For those who feel that cinema's highest purpose is to provide a genuine reflection of the sacred complexities of our everyday existence, there is more to admire in the first five minutes of Andreas Dresen's Cloud 9 than in an entire season's worth of Hollywood blockbusters. Dresen has spent the last decade making sincere, compelling films and collecting a closet full of festival awards, although he has yet to significantly break through in the United States, and Cloud 9 will almost certainly not propel him to international stardom. It seems rather unlikely that American audiences will flock to see a tender, thoughtful, and thought-provoking film about geriatric passion, though they certainly should. Ursula Werner carries the film magnificently as Inge, a 67-year-old married woman who is surprised to find the ardor of her youth being rekindled through an affair with an older man. Inge's 30-year marriage to Werner (Horst Rehberg) has settled into a routine of benign stagnation, and though the couple still engages in the occasional amorous embrace, there is nothing to match the delightful fervor Inge feels for Karl (Horst Westphal), one of the customers for whom she mends clothes. Near the beginning of the film, Inge delivers an altered pair of pants to Karl, and their flirtatious glances and gestures become inexorably more overt, allowing Dresen to present an anomaly in cinematic history -- a romantic scene in which the primary action consists of a man putting his pants on, rather than the opposite. The actors are nothing less than masterful in this scene, as their delicate play of nervous smiles and eye contact evolves until they are on the floor of the apartment, dutifully stripping for a bout of awkward, abbreviated, and much-appreciated sex.

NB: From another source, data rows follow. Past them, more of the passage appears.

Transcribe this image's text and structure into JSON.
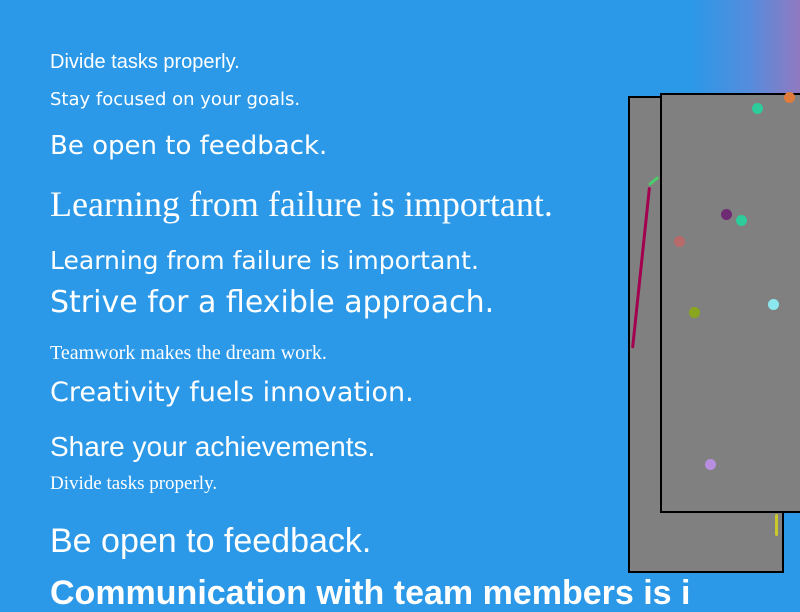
{
  "lines": [
    "Divide tasks properly.",
    "Stay focused on your goals.",
    "Be open to feedback.",
    "Learning from failure is important.",
    "Learning from failure is important.",
    "Strive for a flexible approach.",
    "Teamwork makes the dream work.",
    "Creativity fuels innovation.",
    "Share your achievements.",
    "Divide tasks properly.",
    "Be open to feedback.",
    "Communication with team members is i"
  ],
  "colors": {
    "background": "#2b98e8",
    "panel": "#808080",
    "panel_border": "#000000",
    "text": "#ffffff"
  },
  "canvas_marks": {
    "dot_colors": [
      "#2ecc9a",
      "#e07b3c",
      "#6e2a72",
      "#2ecc9a",
      "#b86a6a",
      "#8cc9e8",
      "#8aa51e",
      "#b88fe0"
    ],
    "stroke_colors": [
      "#a3004f",
      "#4ccf6a",
      "#c9c92a"
    ]
  }
}
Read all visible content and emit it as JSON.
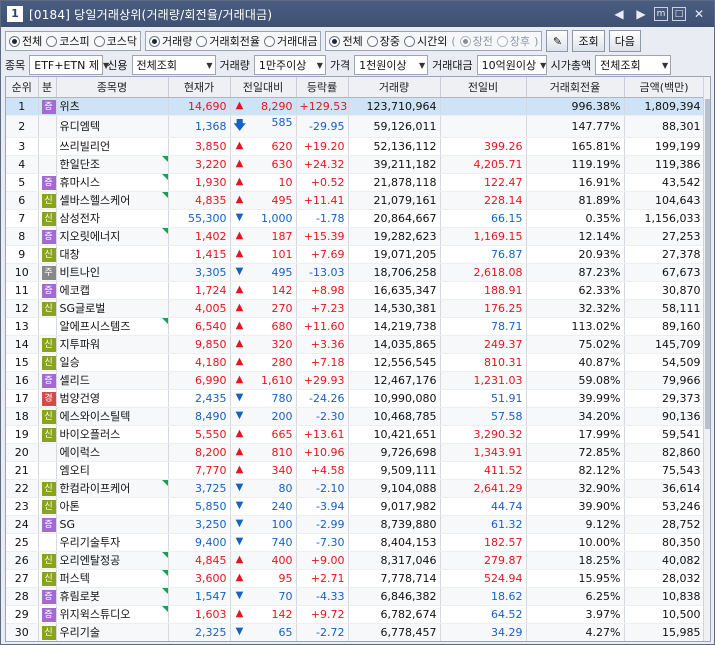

As the affair goes on, and her feelings for Karl increase, Inge feels obliged to reveal her deceit to Werner, even as her daughter implores her to simply maintain her guise as a caring wife. As Inge tries to contain the divergent forces of personal passion and domestic duty which are tearing her in two, she continually justifies her behavior by saying that it is unintentional, that her love for Karl is a tsunami which has swept her away in its whirls and currents. This is a complicated claim that cuts to the heart of almost anything that matters in life -- if love preceded us then we are not its masters, but its subjects. The ending may seem to some inevitable, but it's somewhat disappointing that a film which has given us a love story that is almost singularly unique in screen history would eventually settle into the long literary and cinematic tradition of punishing women for their marital indiscretions. Nevertheless, in Cloud 9, Andreas Dresen has given us a profound and welcome testament to the endurance of the romantic spirit, which was likely here before us, and seems destined to outlive us all.